Arrêt Teissier, CE 13 mars 1953 (Fonctionnaires – Discipline – Liberté d’opinion)
- Teissier, directeur du CNRS, était en même temps l’un des présidents d’honneur de l’Union française universitaire. Cette organisation fit circuler une résolution qui s’élevait contre de récentes mesures d’expulsions prises à l’encontre de professeurs polonais enseignant en France. Solidaire de cette résolution, M. Tessier fut révoqué par le Ministre de l’éducation nationale.
Le commissaire du gouvernement De Vabres montra d’abord que le poste de directeur du CNRS était l’un de des ces emplois qui sont à la discrétion du gouvernement. Le gouvernement aurait donc pu mettre fin aux fonctions de M. Teissier pour simple convenance politique et en dehors de toute considération disciplinaire.
Mais en l’occurrence, le ministre avait fondé sa décision sur une faute qu’aurait commise M. Teissier et s’était donc placé sur le terrain disciplinaire. La question se posait de savoir si le requérant avait commis une faute disciplinaire en refusant de désavouer des attaques violentes et injurieuses contre le gouvernement. Ainsi était soulevé l’ensemble du problème de la liberté d’opinion et du loyalisme des fonctionnaires.
Ainsi, et suivant la jurisprudence depuis cet arrêt on peut résumer les règles concernant suivant les fonctionnaires selon deux principes:
- la liberté de conscience est un principe absolue, les convictions religieuses ou politiques d’un fonctionnaire ne sauraient justifier ni un rejet de candidature (CE, 1954 Barel) ni une mesure disciplinaire (CE, 1954, Guille). Ce principe découle du Préambule de la Constitution de 1948.
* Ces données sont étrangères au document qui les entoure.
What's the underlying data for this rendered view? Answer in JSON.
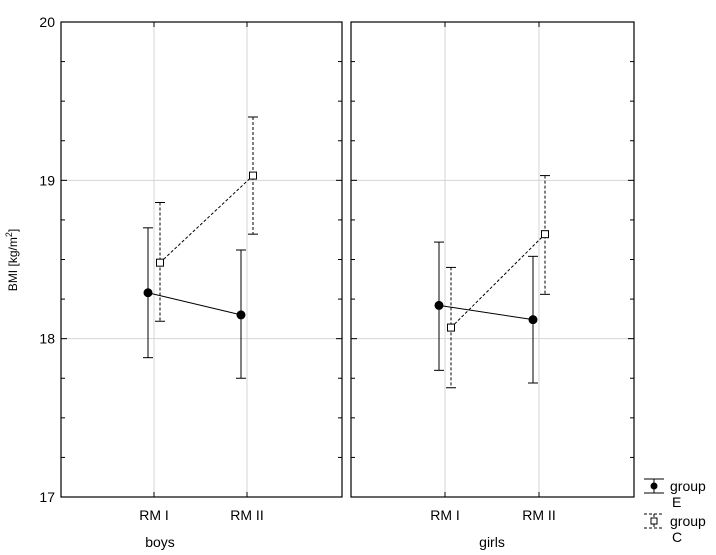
{
  "chart_data": {
    "type": "line",
    "ylabel": "BMI [kg/m²]",
    "ylabel_parts": {
      "base": "BMI [kg/m",
      "sup": "2",
      "tail": "]"
    },
    "ylim": [
      17,
      20
    ],
    "yticks": [
      17,
      18,
      19,
      20
    ],
    "categories": [
      "RM I",
      "RM II"
    ],
    "grid": true,
    "legend_position": "bottom-right",
    "panels": [
      {
        "label": "boys",
        "series": [
          {
            "key": "E",
            "line1": "group",
            "line2": "E",
            "marker": "filled-circle",
            "line": "solid",
            "values": [
              18.29,
              18.15
            ],
            "lower": [
              17.88,
              17.75
            ],
            "upper": [
              18.7,
              18.56
            ]
          },
          {
            "key": "C",
            "line1": "group",
            "line2": "C",
            "marker": "open-square",
            "line": "dashed",
            "values": [
              18.48,
              19.03
            ],
            "lower": [
              18.11,
              18.66
            ],
            "upper": [
              18.86,
              19.4
            ]
          }
        ]
      },
      {
        "label": "girls",
        "series": [
          {
            "key": "E",
            "line1": "group",
            "line2": "E",
            "marker": "filled-circle",
            "line": "solid",
            "values": [
              18.21,
              18.12
            ],
            "lower": [
              17.8,
              17.72
            ],
            "upper": [
              18.61,
              18.52
            ]
          },
          {
            "key": "C",
            "line1": "group",
            "line2": "C",
            "marker": "open-square",
            "line": "dashed",
            "values": [
              18.07,
              18.66
            ],
            "lower": [
              17.69,
              18.28
            ],
            "upper": [
              18.45,
              19.03
            ]
          }
        ]
      }
    ],
    "legend": [
      {
        "key": "E",
        "line1": "group",
        "line2": "E"
      },
      {
        "key": "C",
        "line1": "group",
        "line2": "C"
      }
    ]
  }
}
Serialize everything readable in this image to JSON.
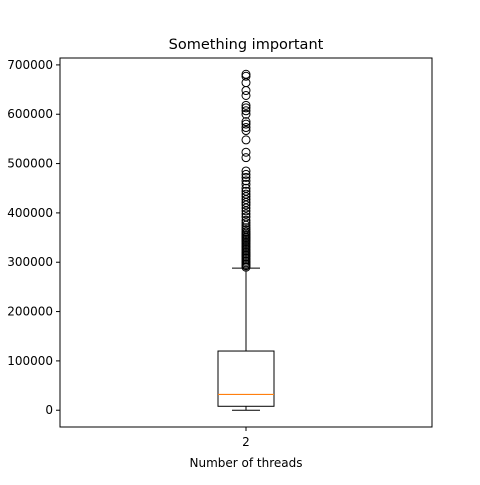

- la liberté d’expression est reconnue aux fonctionnaires avec plus de réserve. Dans l’exécution du service, l’État peut exiger du fonctionnaire qu’il s’abstienne de tout acte propre à faire douter, non seulement de sa neutralité, mais de son loyalisme envers les institutions, voire, compte tenu de l’obéissance hiérarchique, envers le gouvernement. En dehors du service, la liberté d’expression constitue le principe (exception en cas d’emplois supérieurs qui sont à la discrétion du gouvernement et pour lesquels il est admis qu’ils exigent un véritable loyalisme envers le gouvernement. Exception pour les emplois subalternes s’ils manquent à leur devoir de réserve.